There was a further explosion in the fourth. A blistering exchange at centre-ring saw Taylor abandon her pre-fight call for “discipline”. It never returned. The champion landed a couple of stingers upstairs but absorbed some thudding blows in the opposite direction, with the heavier-handed Serrano always likely to come out best in phonebooth exchanges.

Tearing up her gameplan this early struck as an unwise course of action for Taylor, but she may have stolen the fourth round with a sublime finish as she pinged Serrano around the corner of her guard from either side.

The fifth was quieter, with the only meaningful action coming in the final 30 seconds. Taylor, clearly feeling the heat as Serrano continued to march forward, did her best to spoil in the clinch.

When some boxing broke out in the final quarter of the round, it was once more Taylor who found the greater success — but she was warned for holding by referee Jon Schorle who told her “you’re better than that” at the bell.
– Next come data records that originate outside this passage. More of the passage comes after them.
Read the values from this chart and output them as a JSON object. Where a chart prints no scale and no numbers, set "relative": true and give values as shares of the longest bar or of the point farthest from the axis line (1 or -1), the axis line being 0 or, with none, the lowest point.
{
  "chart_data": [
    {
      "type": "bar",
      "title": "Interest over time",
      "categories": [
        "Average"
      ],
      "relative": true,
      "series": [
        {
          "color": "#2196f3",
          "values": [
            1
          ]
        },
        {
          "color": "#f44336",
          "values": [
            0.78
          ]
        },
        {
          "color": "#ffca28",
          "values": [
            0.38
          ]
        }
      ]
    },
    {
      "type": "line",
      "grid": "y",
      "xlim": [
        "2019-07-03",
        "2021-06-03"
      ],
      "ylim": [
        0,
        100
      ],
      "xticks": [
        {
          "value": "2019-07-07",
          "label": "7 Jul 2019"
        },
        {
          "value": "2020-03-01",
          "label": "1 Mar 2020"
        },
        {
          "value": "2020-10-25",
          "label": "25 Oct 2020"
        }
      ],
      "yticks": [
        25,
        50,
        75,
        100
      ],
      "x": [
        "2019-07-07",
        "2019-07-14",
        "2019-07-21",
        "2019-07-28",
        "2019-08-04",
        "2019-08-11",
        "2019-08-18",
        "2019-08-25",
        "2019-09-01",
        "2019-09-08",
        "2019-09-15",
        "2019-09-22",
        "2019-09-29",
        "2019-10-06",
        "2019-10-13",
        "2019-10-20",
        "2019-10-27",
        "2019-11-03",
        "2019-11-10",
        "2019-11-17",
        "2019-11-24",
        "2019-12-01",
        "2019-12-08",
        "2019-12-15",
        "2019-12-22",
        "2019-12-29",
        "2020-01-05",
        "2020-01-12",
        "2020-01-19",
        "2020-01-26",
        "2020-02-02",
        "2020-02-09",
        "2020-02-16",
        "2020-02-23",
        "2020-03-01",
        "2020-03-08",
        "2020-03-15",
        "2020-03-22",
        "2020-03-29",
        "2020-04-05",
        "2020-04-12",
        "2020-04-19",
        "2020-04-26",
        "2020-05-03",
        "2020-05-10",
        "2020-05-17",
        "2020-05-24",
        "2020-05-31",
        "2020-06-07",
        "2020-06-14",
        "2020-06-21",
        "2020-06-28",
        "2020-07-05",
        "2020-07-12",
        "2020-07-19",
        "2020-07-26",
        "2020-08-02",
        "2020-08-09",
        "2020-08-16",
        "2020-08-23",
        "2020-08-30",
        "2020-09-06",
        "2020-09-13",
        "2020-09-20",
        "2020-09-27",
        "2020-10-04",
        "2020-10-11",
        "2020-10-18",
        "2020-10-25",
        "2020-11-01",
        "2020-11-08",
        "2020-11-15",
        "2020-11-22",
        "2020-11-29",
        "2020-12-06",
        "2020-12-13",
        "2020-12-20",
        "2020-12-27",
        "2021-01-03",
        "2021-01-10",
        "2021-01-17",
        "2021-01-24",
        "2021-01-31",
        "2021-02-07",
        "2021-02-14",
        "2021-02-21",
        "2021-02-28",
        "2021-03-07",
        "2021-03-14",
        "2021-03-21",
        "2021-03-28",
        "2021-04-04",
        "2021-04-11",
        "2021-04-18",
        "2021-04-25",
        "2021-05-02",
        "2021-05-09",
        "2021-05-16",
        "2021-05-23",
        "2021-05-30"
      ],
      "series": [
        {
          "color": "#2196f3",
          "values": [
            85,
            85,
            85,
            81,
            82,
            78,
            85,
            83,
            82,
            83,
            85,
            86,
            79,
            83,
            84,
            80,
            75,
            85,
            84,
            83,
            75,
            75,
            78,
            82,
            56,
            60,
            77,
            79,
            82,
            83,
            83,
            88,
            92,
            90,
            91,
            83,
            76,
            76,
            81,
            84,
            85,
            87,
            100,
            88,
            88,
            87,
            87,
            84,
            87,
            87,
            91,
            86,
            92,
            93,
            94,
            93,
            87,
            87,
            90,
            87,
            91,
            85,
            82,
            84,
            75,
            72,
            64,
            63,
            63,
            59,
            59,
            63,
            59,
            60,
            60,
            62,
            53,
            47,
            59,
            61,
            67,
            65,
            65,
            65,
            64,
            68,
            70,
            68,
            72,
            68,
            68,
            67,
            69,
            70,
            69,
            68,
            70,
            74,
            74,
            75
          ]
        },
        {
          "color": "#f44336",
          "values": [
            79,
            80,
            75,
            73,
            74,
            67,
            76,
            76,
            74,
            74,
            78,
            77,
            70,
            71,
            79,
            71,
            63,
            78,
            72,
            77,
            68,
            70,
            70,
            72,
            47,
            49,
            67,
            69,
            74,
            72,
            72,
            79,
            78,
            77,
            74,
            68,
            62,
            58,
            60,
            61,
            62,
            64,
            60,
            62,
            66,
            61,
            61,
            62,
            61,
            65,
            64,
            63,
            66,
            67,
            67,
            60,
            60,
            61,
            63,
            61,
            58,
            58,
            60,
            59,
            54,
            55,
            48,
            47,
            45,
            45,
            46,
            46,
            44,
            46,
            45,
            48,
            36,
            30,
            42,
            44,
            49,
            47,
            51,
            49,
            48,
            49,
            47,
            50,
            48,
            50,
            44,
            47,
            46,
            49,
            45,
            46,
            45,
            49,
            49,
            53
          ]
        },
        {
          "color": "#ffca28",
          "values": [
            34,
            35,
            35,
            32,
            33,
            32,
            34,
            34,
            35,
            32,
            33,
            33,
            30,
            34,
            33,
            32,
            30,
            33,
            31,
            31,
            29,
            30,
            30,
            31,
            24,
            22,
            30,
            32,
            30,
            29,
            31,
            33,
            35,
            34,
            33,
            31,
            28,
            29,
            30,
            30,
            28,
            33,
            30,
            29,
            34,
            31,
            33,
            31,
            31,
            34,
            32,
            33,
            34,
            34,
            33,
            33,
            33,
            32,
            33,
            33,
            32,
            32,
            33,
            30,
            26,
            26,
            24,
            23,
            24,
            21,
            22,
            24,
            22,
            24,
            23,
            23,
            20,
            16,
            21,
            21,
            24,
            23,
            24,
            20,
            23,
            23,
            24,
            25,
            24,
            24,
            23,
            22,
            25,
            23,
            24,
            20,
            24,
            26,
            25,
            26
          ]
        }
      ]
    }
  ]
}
It was likely a Serrano round.

There were howls from the crowd during the sixth as an accidental clash of heads between the boxers drastically worsened an existing cut over Serrano’s right eye.

Schorle was satisfied that there had been no intention on either boxer’s part, but Serrano was checked by the ringside doctor and 60-odd-thousand fans feared the worst as the extent of the gash appeared on the Jumbotron.

Somehow, Serrano was permitted to continue with her eyelid hanging off, and with that, she and Taylor threw it back to Madison Square Garden 2022.

Either boxer could have shaded the battle of the sixth and the war continued apace into seven.

An electrifying two minutes saw Taylor and Serrano abandon not only defence but all reason. They tore into each other at centre-ring, combining to land 89 punches of 170 thrown. The majority of those were landed by Serrano, who was unleashing everything from her arsenal in an effort to break Taylor’s spirit.

That proved futile as Taylor managed to snap Serrano’s head back with a left hook and right hand in quick succession.

‘The Real Deal’ caught a break which ultimately almost flipped the fight when Taylor was deducted a point in Round 8, referee Schorle pinning the fourth major head clash on the Irishwoman. It looked like guesswork by the man in the middle as it was indistinguishable from the others.

Taylor still won the round, but it would be chalked in as a 9-9 at best.

The ninth became the point at which the fight began to even eclipse the Madison Square Garden original. Taylor, biting down on her gumshield, lashed Serrano to the head, bouncing it backwards on several occasions and doing her best to target with her left hook the gaping cut which was obscuring Serrano’s vision on her right-hand side.

Serrano dished plenty back, too, and heading into the 10th and final round, she was still in with more than a shout.

The crowd rose to its feet in anticipation of bedlam. The noise was deafening, albeit the boxers’ ears would have been ringing to the point of white noise anyway.

Serrano came out possessed. The Puerto Rican piled on the pressure, laying it into Taylor’s body and finding success with power shots to the head.

Taylor gave some back but approaching the home stretch, she could barely raise her arms in defence, not to mind attack, as she increasingly began to block punches with her face.

What she was able to conjure in the final 15 seconds was unbelievable even for Katie Taylor. The champion detonated a right hand over the top which stopped Serrano in her tracks. Sensing a slight hesitation in the Brooklynite, Taylor hit the pedal for home, unloading a further fusillade and backing Serrano into the corner.

It was a breathtaking finish to what might have been a Serrano round in any case. Still, it felt possible that Taylor had done just enough over the previous nine to get the verdict — if indeed it was to be fair: she was, after all, boxing on enemy soil from a promotional standpoint.

Much to the disgust of Serrano and her trainer-manager Jordan Maldonado, to the anger of 60-odd-thousand Americans, and to the relief of late-night viewers back across the Atlantic, the champion remained the champion. Her exhausted arm was raised.

Taylor has not yet tired of hearing the words, ‘And still…’

The main event, meanwhile, went about as expected, with Jake Paul outpointing the 58-year-old Mike Tyson in a non-contest that was frequently booed by those who paid to watch it.